This broadside was first published in 1515 with a prayer in 46 verses printed in two columns in letterpress text below, composed by Johann Stabius (1450-1522), Emperor Maximilian's court historian, mathematician, astronomer and cartographer in Vienna. The prayer calls on the Saints - Quirinus, Maximilian, Florian, Severinus, Coloman and Leopold - to protect and bring peace and prospertity to Austrian and ends with the plea to make Emperor Maximilian 'victorious everywhere'. At the bottom of the sheet, Stabius added a dedication to his fellow humanist, the Viennese canon Andreas Stiborius (circa 1464-1515). The broadside is at once a declaration of friendship between two intellectuals and a piece of imperial Habsburg propaganda, which must be understood in the context of the ongoing conflict with the Ottoman Empire.
Stabius lived in Vienna since 1502, but had visited Nuremberg on several occasions and was familiar with the humanist and artistic circles there. He knew Albrecht Dürer and undoubtedly commissioned him personally to design the woodcut.
This woodcut of the Patron Saints of Austria is today one of the great rarities of Dürer's printed oeuvre and in the present first state, with six saints only, it is almost unobtainable. The British Museum holds the only known complete impression, with the full text and dedication. Only nine impressions with incomplete or without text, such as the present one, are found in public collections (Berlin, Coburg, Gotha, London, Melbourne x 2, Paris x 2, and Vienna), and to our knowledge none, with the exception of the present impression, have been on the market within the last thirty years.

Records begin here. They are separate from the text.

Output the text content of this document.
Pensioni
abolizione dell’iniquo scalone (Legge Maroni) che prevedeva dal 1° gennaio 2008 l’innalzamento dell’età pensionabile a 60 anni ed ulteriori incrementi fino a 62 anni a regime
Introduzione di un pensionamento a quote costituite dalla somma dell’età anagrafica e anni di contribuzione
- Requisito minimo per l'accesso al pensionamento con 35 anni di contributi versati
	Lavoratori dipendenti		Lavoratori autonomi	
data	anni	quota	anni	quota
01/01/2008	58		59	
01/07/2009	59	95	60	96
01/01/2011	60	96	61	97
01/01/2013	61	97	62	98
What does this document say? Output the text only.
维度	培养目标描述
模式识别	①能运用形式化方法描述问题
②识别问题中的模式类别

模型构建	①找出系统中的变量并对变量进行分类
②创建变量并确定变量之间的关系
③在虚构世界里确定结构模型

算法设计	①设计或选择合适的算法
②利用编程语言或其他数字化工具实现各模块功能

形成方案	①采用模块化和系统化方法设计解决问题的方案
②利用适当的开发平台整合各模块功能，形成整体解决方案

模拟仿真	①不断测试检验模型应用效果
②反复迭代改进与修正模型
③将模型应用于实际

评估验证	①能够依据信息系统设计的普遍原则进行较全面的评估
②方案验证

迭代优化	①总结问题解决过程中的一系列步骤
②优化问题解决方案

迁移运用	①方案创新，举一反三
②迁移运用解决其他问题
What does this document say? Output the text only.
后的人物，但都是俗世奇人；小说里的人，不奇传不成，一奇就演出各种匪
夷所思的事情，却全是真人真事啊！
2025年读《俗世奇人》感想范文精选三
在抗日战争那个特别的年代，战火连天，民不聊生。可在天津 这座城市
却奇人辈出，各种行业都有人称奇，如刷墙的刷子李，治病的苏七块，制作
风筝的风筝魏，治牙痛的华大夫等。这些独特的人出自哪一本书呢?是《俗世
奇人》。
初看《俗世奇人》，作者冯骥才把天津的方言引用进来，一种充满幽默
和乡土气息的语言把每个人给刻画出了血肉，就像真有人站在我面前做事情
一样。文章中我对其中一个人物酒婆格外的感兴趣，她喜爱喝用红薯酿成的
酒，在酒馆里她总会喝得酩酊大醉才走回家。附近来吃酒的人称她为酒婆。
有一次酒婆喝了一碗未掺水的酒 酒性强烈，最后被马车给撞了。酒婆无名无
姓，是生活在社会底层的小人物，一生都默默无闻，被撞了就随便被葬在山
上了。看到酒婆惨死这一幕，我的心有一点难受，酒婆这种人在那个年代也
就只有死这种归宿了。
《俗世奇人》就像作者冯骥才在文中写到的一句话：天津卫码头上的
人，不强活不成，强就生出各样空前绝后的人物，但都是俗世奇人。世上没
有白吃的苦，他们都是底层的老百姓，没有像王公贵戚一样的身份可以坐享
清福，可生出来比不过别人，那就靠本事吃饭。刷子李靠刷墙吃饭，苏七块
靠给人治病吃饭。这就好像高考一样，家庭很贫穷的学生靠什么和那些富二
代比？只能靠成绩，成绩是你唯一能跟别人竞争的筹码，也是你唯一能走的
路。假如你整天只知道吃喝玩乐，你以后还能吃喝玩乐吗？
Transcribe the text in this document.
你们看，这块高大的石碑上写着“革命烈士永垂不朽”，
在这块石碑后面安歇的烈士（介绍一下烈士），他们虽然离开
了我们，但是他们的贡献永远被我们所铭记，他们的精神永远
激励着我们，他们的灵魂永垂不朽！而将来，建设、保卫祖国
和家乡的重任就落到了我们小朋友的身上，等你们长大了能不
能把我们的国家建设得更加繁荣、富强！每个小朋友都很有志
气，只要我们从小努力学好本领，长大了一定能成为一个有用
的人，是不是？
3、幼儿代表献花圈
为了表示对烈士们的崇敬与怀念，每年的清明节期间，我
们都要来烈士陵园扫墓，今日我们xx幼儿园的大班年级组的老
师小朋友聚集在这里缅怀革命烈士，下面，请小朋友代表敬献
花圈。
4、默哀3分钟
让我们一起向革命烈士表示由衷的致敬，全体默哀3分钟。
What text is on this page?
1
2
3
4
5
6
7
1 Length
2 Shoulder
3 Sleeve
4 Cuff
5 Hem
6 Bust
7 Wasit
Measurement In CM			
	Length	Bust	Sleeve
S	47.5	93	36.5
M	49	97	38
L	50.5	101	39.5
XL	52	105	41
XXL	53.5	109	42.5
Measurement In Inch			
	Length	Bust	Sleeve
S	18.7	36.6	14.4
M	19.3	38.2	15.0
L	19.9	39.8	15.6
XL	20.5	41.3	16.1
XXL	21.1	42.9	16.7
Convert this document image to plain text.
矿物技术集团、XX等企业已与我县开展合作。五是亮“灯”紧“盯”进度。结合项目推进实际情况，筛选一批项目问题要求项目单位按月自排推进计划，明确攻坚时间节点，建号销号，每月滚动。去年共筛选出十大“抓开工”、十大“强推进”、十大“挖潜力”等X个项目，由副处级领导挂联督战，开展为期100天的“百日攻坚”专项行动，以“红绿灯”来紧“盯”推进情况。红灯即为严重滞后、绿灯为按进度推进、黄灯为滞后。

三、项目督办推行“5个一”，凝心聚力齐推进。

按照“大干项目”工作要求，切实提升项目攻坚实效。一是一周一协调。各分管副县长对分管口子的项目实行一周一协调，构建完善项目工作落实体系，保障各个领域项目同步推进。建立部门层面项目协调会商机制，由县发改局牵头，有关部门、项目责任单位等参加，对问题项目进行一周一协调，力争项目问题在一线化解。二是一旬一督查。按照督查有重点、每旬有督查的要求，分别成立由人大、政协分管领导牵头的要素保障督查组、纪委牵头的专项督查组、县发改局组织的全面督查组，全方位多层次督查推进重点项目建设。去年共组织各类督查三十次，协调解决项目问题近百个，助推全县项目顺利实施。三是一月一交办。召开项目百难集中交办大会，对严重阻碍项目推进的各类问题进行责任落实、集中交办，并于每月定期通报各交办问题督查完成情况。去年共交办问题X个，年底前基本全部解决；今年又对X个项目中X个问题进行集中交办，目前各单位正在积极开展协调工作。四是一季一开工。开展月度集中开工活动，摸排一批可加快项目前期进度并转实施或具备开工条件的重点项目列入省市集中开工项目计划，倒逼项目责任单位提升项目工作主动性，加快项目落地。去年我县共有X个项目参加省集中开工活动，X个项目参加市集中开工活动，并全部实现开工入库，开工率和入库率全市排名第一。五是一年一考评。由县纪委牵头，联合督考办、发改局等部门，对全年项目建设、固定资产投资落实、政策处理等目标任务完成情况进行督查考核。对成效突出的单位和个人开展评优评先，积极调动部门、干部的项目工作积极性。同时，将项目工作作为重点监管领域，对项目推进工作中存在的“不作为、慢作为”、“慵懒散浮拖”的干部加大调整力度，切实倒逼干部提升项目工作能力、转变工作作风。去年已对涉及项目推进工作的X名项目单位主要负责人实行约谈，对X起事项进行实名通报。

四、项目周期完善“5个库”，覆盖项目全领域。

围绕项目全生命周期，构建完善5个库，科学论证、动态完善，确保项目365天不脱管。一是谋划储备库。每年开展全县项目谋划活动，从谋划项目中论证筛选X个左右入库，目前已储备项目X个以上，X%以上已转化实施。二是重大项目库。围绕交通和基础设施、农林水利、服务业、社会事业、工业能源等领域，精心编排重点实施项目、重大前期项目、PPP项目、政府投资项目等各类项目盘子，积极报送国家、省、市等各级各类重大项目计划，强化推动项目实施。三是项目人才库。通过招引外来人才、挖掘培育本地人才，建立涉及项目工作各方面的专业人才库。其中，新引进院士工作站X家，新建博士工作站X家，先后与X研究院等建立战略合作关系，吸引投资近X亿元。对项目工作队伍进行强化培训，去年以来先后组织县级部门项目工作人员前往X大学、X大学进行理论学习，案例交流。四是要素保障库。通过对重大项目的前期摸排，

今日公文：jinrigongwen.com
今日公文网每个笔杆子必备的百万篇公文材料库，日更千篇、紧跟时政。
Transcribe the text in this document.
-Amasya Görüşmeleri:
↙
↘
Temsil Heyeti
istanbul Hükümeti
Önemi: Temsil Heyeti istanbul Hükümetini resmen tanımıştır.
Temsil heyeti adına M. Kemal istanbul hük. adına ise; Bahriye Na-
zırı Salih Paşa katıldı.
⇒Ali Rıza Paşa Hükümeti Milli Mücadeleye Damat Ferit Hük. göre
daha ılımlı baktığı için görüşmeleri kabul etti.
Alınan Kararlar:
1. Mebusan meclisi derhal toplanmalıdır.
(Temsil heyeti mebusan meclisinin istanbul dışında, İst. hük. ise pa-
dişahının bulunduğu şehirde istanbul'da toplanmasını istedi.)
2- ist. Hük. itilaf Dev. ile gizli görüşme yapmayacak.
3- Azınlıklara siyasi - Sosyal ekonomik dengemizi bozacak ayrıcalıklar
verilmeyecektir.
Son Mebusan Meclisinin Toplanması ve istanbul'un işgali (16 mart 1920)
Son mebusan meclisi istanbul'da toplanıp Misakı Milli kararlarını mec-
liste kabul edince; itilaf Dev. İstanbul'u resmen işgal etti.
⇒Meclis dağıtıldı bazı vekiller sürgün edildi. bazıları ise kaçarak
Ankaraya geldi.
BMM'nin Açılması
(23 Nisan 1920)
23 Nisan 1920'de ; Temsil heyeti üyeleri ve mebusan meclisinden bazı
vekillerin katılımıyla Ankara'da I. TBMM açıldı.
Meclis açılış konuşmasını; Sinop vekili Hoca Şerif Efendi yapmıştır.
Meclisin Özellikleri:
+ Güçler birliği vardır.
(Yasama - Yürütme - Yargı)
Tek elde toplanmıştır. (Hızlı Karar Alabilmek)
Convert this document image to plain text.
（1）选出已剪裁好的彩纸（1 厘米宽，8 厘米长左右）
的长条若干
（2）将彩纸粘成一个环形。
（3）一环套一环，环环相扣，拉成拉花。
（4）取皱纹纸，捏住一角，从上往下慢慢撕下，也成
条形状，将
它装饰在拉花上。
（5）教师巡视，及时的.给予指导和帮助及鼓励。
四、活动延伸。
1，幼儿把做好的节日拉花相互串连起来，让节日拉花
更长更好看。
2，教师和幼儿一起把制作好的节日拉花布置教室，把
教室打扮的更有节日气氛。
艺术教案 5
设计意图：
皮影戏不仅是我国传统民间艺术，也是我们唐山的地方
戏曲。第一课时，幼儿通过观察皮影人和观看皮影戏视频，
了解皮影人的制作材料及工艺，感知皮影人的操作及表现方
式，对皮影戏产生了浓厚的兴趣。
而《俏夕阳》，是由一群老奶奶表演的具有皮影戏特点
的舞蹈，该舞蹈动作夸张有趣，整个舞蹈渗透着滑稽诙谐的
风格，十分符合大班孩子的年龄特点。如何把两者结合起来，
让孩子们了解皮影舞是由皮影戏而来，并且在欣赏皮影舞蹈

In the second state, produced two years later in 1517, two saints, Saint Poppo and Saint Otto, were added, presumably by Dürer's pupil Hans Springinklee. For this purpose, the lower tablet with the saint's names was opened up on the right and a new part was joined onto Dürer's original woodblock. The joined block survived in the Derschau collection and is today in the Kupferstichkabinett in Berlin.
The present impression was de-accessioned as a duplicate from the Kupferstichkabinett in 1871 and since then has been in the possession of some of the most discerning print collectors of the late 19th and 20th century, including the director of the Städel Museum in Frankfurt am Main, H. A. Cornill d'Orville, as well as Henry Studdy Theobald, Otto Gerstenberg and Albert Blum.